March 24, 2014 / 2:08 PM / 5 years ago

Ägypten verurteilt mehr als 500 Muslimbrüder zum Tod

Kairo (Reuters) - Ein ägyptisches Gericht hat 529 Mitglieder der Muslimbruderschaft zum Tod verurteilt.

Damit verschärft sich der Konflikt zwischen der Militärregierung und den Islamisten weiter. Anwälte sprachen am Montag von der größten Massenverurteilung zum Tod in der neueren ägyptischen Geschichte. Die Anhänger des vom Militär abgesetzten islamistischen Präsidenten Mohammed Mursi waren unter anderem wegen Mordes angeklagt. 16 seien freigesprochen worden. Gegen das Urteil kann Berufung eingelegt werden.

Vor dem Gerichtsgebäude brachen Angehörige nach der Urteilsverkündung in Tränen aus. Anhänger der Islamisten zündeten einem Bericht des staatlichen Fernsehens zufolge als Protest gegen das Urteil eine nahe gelegene Schule an. Menschenrechtsorganisationen sahen in dem Urteil ein Anzeichen dafür, dass die Behörden ihr Vorgehen gegen die islamistische Organisation verschärfen.

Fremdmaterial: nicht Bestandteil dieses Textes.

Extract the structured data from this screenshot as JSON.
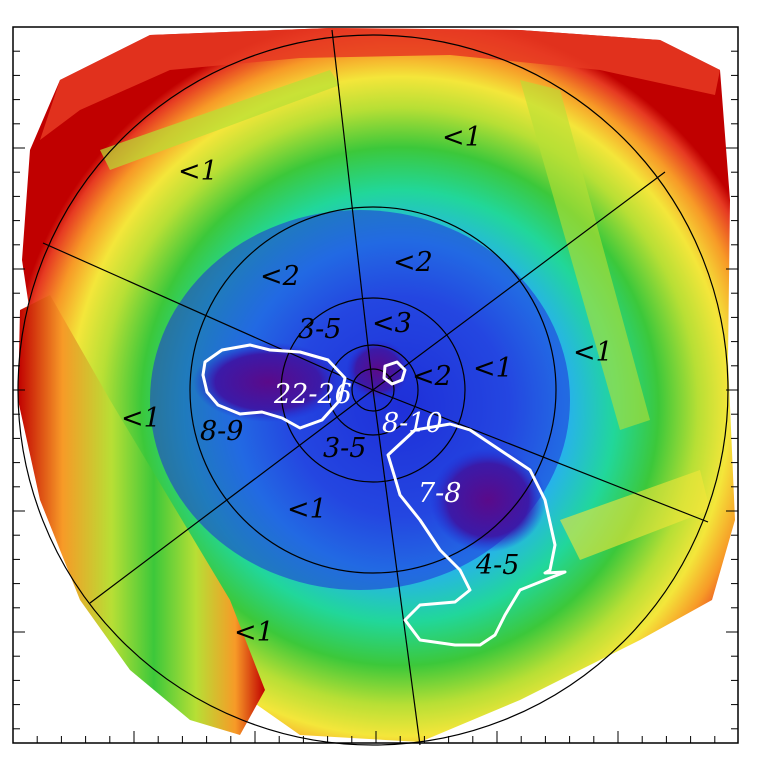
{
  "map": {
    "colors": {
      "frame": "#000000",
      "background": "#ffffff",
      "contour": "#ffffff",
      "label_dark": "#000000",
      "label_light": "#ffffff",
      "colorscale": [
        "#5a0a8a",
        "#1f2fd8",
        "#27b0f0",
        "#21d79a",
        "#3cc83a",
        "#b7df35",
        "#f4e63a",
        "#f79a27",
        "#e63a22",
        "#c00000"
      ]
    },
    "region_labels": [
      {
        "id": "outer-nw",
        "text": "<1",
        "tone": "dark"
      },
      {
        "id": "outer-n",
        "text": "<1",
        "tone": "dark"
      },
      {
        "id": "outer-ene",
        "text": "<1",
        "tone": "dark"
      },
      {
        "id": "mid-e",
        "text": "<1",
        "tone": "dark"
      },
      {
        "id": "outer-w",
        "text": "<1",
        "tone": "dark"
      },
      {
        "id": "mid-s",
        "text": "<1",
        "tone": "dark"
      },
      {
        "id": "outer-sw",
        "text": "<1",
        "tone": "dark"
      },
      {
        "id": "mid-nw",
        "text": "<2",
        "tone": "dark"
      },
      {
        "id": "mid-n",
        "text": "<2",
        "tone": "dark"
      },
      {
        "id": "inner-n",
        "text": "<3",
        "tone": "dark"
      },
      {
        "id": "inner-e",
        "text": "<2",
        "tone": "dark"
      },
      {
        "id": "inner-nw",
        "text": "3-5",
        "tone": "dark"
      },
      {
        "id": "inner-s",
        "text": "3-5",
        "tone": "dark"
      },
      {
        "id": "west-knot",
        "text": "8-9",
        "tone": "dark"
      },
      {
        "id": "center-w",
        "text": "22-26",
        "tone": "light"
      },
      {
        "id": "center-se",
        "text": "8-10",
        "tone": "light"
      },
      {
        "id": "se-knot",
        "text": "7-8",
        "tone": "light"
      },
      {
        "id": "se-tail",
        "text": "4-5",
        "tone": "dark"
      }
    ]
  }
}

Die Muslimbruderschaft, die nach dem Sturz Mursis zur terroristischen Vereinigung erklärt und in den Untergrund gedrängt wurde, rief auf ihrer Internetseite zum “Sturz der Militärregierung” auf. Anwälte warfen dem Gericht vor, Rechte der Verteidigung missachtet zu haben. “Das ist der schnellste Prozess, und die Zahl der Verurteilten ist so groß wie noch nie in der Geschichte der Justiz”, sagte der Anwalt Nabil Abdel Salam, der einige Anführer der Muslimbrüder vertritt, unter anderem Mursi.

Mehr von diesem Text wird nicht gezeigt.